Moins triviale est la réflexion de ceux qui mesurent la disproportion des « forces » (guillemets car certaines des « forces » en question ne pèsent guère lourd) unitaires : une candidature issue du PCF, c’est le risque d’apparaître comme ces anciens « compagnons de route » et autres « républicains sincères » du temps où le PCF était stalinien ou brejnevien, bref ceux que Lénine nommait les « idiots utiles ». On peut les comprendre. Quoique. S’opposer au motif de sa propre impuissance ou manque de puissance n’est pas un mince paradoxe.
Plus compréhensible est l’attitude, fréquente chez les citoyens « non alignés » (c’est tout de même mieux dit que « non encarté », non ?), de méfiance vis-à-vis des appareils et partis politiques, soit parce qu’il en ont été, soit parce que leur action passée les a déçus ou inquiétés.
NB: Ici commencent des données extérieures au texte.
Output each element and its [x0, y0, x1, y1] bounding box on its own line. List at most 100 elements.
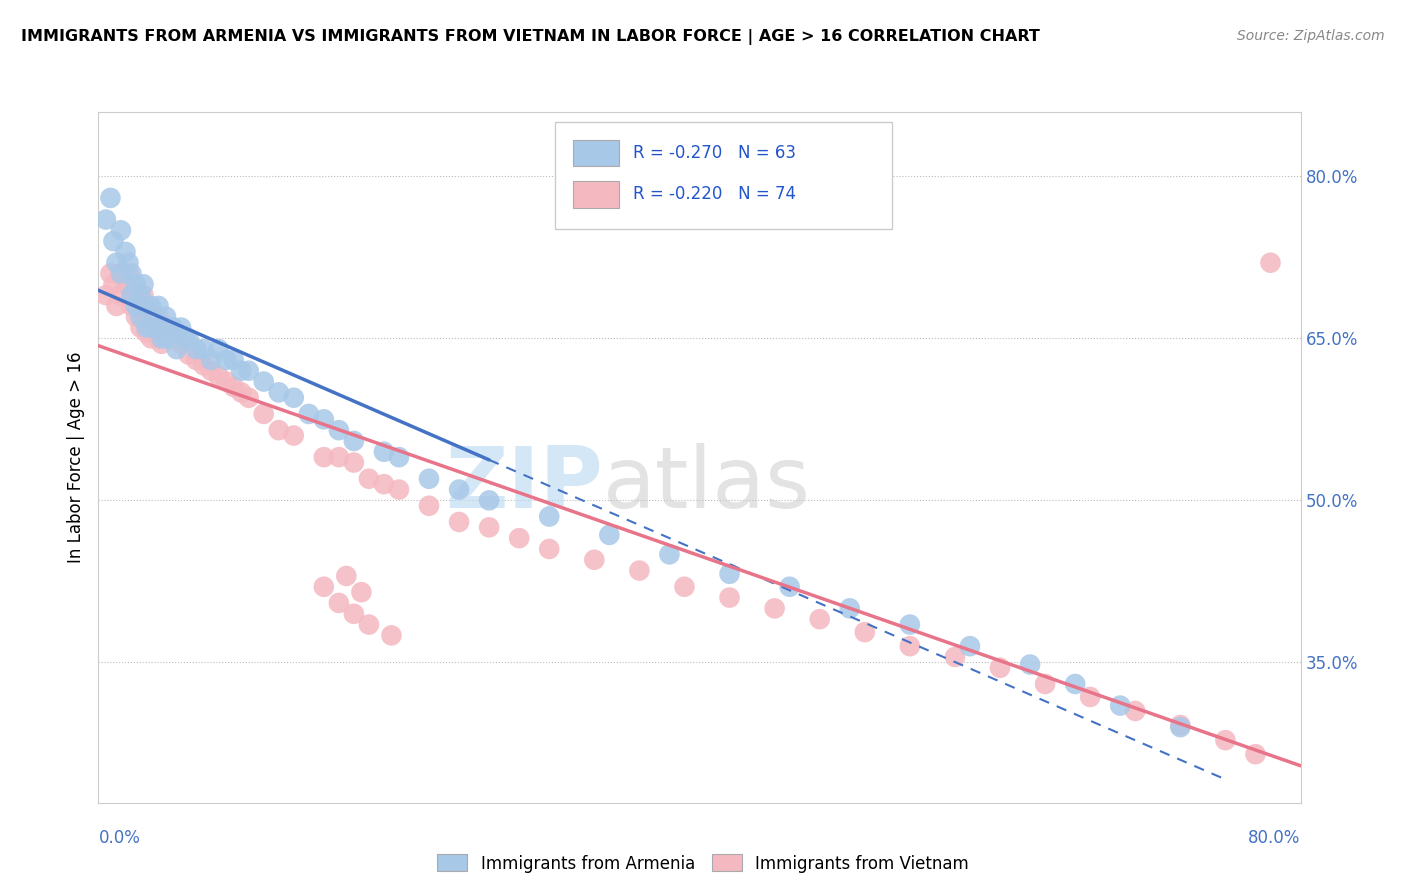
Point: [193, 359, 215, 373]
Point: [145, 310, 167, 324]
Point: [132, 288, 155, 302]
Point: [231, 385, 253, 400]
Point: [215, 375, 238, 389]
Point: [583, 553, 606, 567]
Point: [155, 310, 177, 324]
Point: [357, 472, 380, 486]
Point: [208, 369, 231, 384]
Point: [538, 541, 561, 556]
Text: IMMIGRANTS FROM ARMENIA VS IMMIGRANTS FROM VIETNAM IN LABOR FORCE | AGE > 16 COR: IMMIGRANTS FROM ARMENIA VS IMMIGRANTS FR…: [21, 29, 1040, 45]
Point: [222, 380, 245, 394]
Text: R = -0.270   N = 63: R = -0.270 N = 63: [633, 144, 796, 162]
Point: [388, 450, 411, 464]
Point: [121, 288, 143, 302]
Point: [1064, 677, 1087, 691]
Point: [114, 277, 136, 292]
Point: [103, 277, 125, 292]
Point: [121, 299, 143, 313]
Point: [335, 569, 357, 583]
Point: [125, 288, 148, 302]
Point: [125, 299, 148, 313]
Point: [155, 320, 177, 334]
Point: [508, 531, 530, 545]
Point: [898, 617, 921, 632]
Point: [132, 310, 155, 324]
Point: [110, 288, 132, 302]
Point: [763, 601, 786, 615]
Point: [193, 342, 215, 356]
Point: [253, 407, 276, 421]
Point: [170, 336, 193, 351]
Point: [200, 364, 222, 378]
Point: [114, 244, 136, 259]
Point: [200, 353, 222, 368]
Point: [1260, 256, 1282, 270]
Point: [1123, 704, 1146, 718]
Y-axis label: In Labor Force | Age > 16: In Labor Force | Age > 16: [66, 351, 84, 563]
Point: [184, 342, 207, 356]
Point: [148, 320, 170, 334]
Text: atlas: atlas: [603, 443, 811, 526]
Point: [139, 310, 162, 324]
Point: [121, 277, 143, 292]
Text: R = -0.220   N = 74: R = -0.220 N = 74: [633, 186, 796, 203]
Legend: Immigrants from Armenia, Immigrants from Vietnam: Immigrants from Armenia, Immigrants from…: [430, 847, 976, 880]
Point: [718, 566, 741, 581]
Point: [943, 650, 966, 665]
Point: [129, 320, 152, 334]
Point: [121, 267, 143, 281]
Point: [1244, 747, 1267, 762]
Point: [598, 528, 620, 542]
Point: [125, 277, 148, 292]
Point: [673, 580, 696, 594]
Point: [166, 342, 188, 356]
Point: [283, 391, 305, 405]
Point: [343, 456, 366, 470]
Point: [170, 320, 193, 334]
Point: [177, 347, 200, 361]
Point: [238, 391, 260, 405]
Point: [418, 472, 440, 486]
Point: [150, 336, 173, 351]
Point: [373, 444, 395, 458]
Point: [1170, 720, 1192, 734]
Point: [853, 625, 876, 640]
Point: [174, 331, 197, 345]
Text: 80.0%: 80.0%: [1249, 829, 1301, 847]
Point: [132, 299, 155, 313]
Point: [779, 580, 801, 594]
Point: [125, 310, 148, 324]
Point: [238, 364, 260, 378]
Point: [117, 256, 139, 270]
Point: [150, 331, 173, 345]
Point: [110, 223, 132, 237]
Point: [117, 267, 139, 281]
Point: [312, 580, 335, 594]
Point: [1078, 690, 1101, 704]
Point: [103, 234, 125, 248]
Point: [343, 434, 366, 448]
Point: [184, 353, 207, 368]
Point: [988, 661, 1011, 675]
Point: [1170, 718, 1192, 732]
Point: [159, 320, 181, 334]
Point: [135, 326, 157, 340]
Point: [312, 412, 335, 426]
Point: [139, 331, 162, 345]
Point: [129, 299, 152, 313]
Point: [418, 499, 440, 513]
Text: ZIP: ZIP: [446, 443, 603, 526]
Point: [267, 385, 290, 400]
Text: 0.0%: 0.0%: [98, 829, 141, 847]
Point: [162, 320, 184, 334]
Point: [100, 191, 122, 205]
Point: [283, 428, 305, 442]
Point: [110, 267, 132, 281]
Point: [129, 288, 152, 302]
Point: [100, 267, 122, 281]
Point: [94, 288, 117, 302]
Point: [838, 601, 860, 615]
Point: [959, 639, 981, 653]
Point: [105, 299, 128, 313]
Point: [253, 375, 276, 389]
Sur ce point, le PCF est plus fragile. Il le sait d’ailleurs, même si l’aveu coûte à certains. Le passé stalinien n’est pas effacé et, si besoin était, les médias le rappellent régulièrement. Le PCF a eu beau, par exemple lors de son dernier congrès, donner une leçon de démocratie concrète à toutes les formations de gauche, il a beau pratiquer les ouvertures signalées plus haut, le passé lui colle à la peau. Et, disons-le comme on le pense, l’attitude de certains communistes, certes minoritaires, mais parfois forts en gueule, nostalgiques de Thorez ou Marchais n’aide guère à une vision sereine du PCF d’aujourd’hui.
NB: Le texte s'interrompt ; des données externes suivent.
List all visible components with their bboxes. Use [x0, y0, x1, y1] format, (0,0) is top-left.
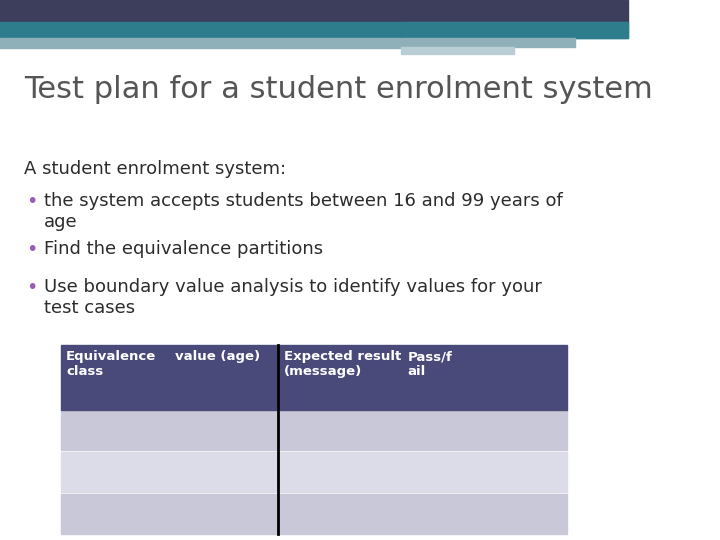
Text: Use boundary value analysis to identify values for your
test cases: Use boundary value analysis to identify …: [44, 278, 541, 317]
Text: Expected result
(message): Expected result (message): [284, 350, 401, 378]
Bar: [0, 38, 401, 48]
Text: •: •: [26, 240, 37, 259]
Text: •: •: [26, 278, 37, 297]
Bar: [401, 38, 575, 47]
Bar: [61, 410, 567, 450]
Text: Pass/f
ail: Pass/f ail: [408, 350, 452, 378]
Bar: [401, 47, 514, 54]
Bar: [61, 345, 567, 410]
Bar: [0, 22, 628, 38]
Bar: [0, 0, 628, 22]
Bar: [61, 494, 567, 534]
Text: the system accepts students between 16 and 99 years of
age: the system accepts students between 16 a…: [44, 192, 562, 231]
Bar: [401, 22, 628, 38]
Text: Find the equivalence partitions: Find the equivalence partitions: [44, 240, 323, 258]
Text: A student enrolment system:: A student enrolment system:: [24, 160, 287, 178]
Text: Test plan for a student enrolment system: Test plan for a student enrolment system: [24, 75, 653, 104]
Bar: [61, 452, 567, 492]
Text: Equivalence
class: Equivalence class: [66, 350, 156, 378]
Text: •: •: [26, 192, 37, 211]
Text: value (age): value (age): [175, 350, 260, 363]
Pour qui a suivi attentivement les débats au sein du PCF lors de son dernier congrès voici quelques mois, il apparaissait que la question de l’identité communiste est dans toutes les têtes. Et que la réponse n’est toujours pas formulée. Du passé faisons table rase, dit un couplet de l’Internationale. Pas si facile. Nous comprenons celles et ceux qui, au Parti Communiste, ont voué, et dévoué leur vie à une cause qui, toujours, leur a paru juste, à celle et ceux qui ont su, ils sont nombreux, évaluer les erreurs. Rarement d’ailleurs une formation politique a eu le courage d’examiner sans complaisance ses errements, depuis le stalinisme jusque, plus récemment et moins dramatiquement, la « gauche plurielle ». Au Parti Socialiste, d’aucuns, et pas seulement Jospin, ont parlé de « devoir d’inventaire » : on en attend toujours le commencement du début. On ne trouvera pas davantage d’examen critique au MRC, à LO ou au PRG. Et guère plus à la LCR.
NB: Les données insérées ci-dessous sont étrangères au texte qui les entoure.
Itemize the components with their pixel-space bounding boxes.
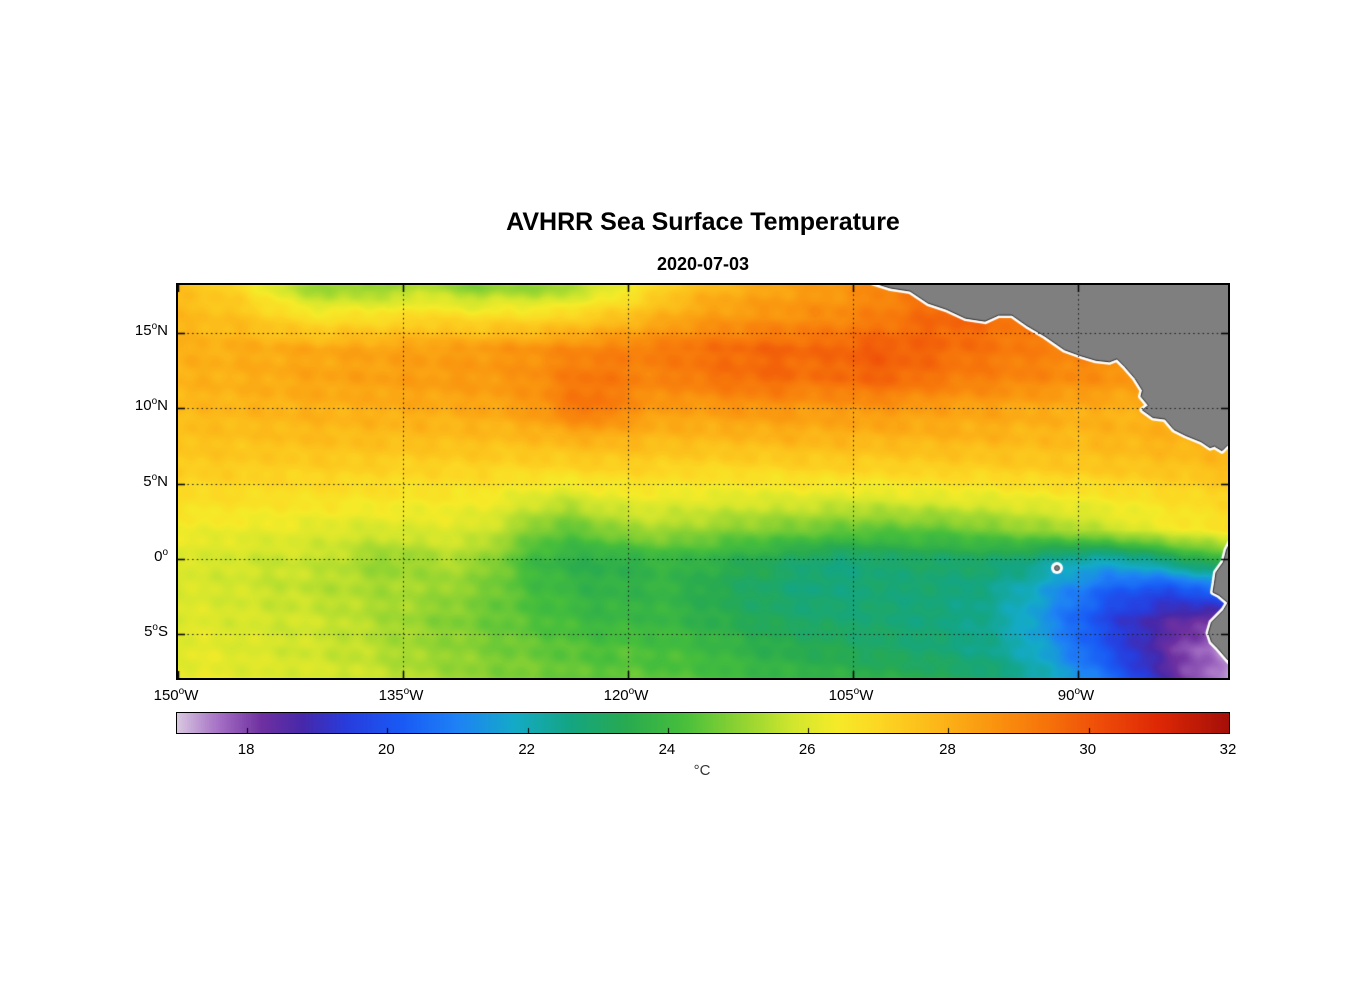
chart-subtitle: 2020-07-03	[656, 254, 750, 274]
colorbar-canvas	[177, 713, 1229, 733]
colorbar-tick-label: 32	[1219, 741, 1237, 758]
x-tick-label: 90oW	[1057, 686, 1095, 705]
y-tick-label: 15oN	[134, 321, 168, 340]
sst-heatmap-canvas	[178, 285, 1228, 678]
colorbar-tick-label: 22	[518, 741, 535, 758]
x-tick-label: 150oW	[153, 686, 199, 705]
colorbar-tick-label: 20	[378, 741, 395, 758]
map-plot-area	[176, 283, 1230, 680]
x-tick-label: 120oW	[603, 686, 649, 705]
colorbar-units-label: °C	[693, 762, 711, 779]
colorbar-tick-label: 18	[237, 741, 255, 758]
y-tick-label: 0o	[154, 547, 168, 566]
colorbar	[176, 712, 1230, 734]
colorbar-tick-label: 28	[939, 741, 956, 758]
colorbar-tick-label: 30	[1079, 741, 1097, 758]
y-tick-label: 5oS	[144, 622, 168, 641]
colorbar-tick-label: 26	[798, 741, 816, 758]
colorbar-tick-label: 24	[658, 741, 676, 758]
chart-title: AVHRR Sea Surface Temperature	[506, 208, 900, 236]
y-tick-label: 5oN	[143, 471, 168, 490]
y-tick-label: 10oN	[134, 396, 168, 415]
x-tick-label: 135oW	[378, 686, 424, 705]
x-tick-label: 105oW	[828, 686, 874, 705]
Il n’empêche : l’étiquette « communiste » demeure suspecte à beaucoup de nos concitoyens. Changer de nom ? D’aucuns y ont pensé, et ont reculé devant le tollé des tenants des traditions. Et cela suffirait-il ? L’enjeu pour le PCF aujourd’hui est d’œuvrer à la construction d’une nouvelle force politique. Ses adhérents, ses militants, en constitueraient à l’évidence un noyau central, et une telle construction permettrait des apports divers, enrichissants, enthousiastes peut-être. Le PCF y perdrait sans doute quelques escouades attachées aux passés, et souvent respectables. Il y gagnerait bien des énergies. Décision difficile.
En attendant, les objections, les débats décrits précédemment justifient-ils un ostracisme envers une candidature de Marie-George Buffet, dans le cadre unitaire que se sont fixé les collectifs pour l’alternative au libéralisme ? Sûrement pas.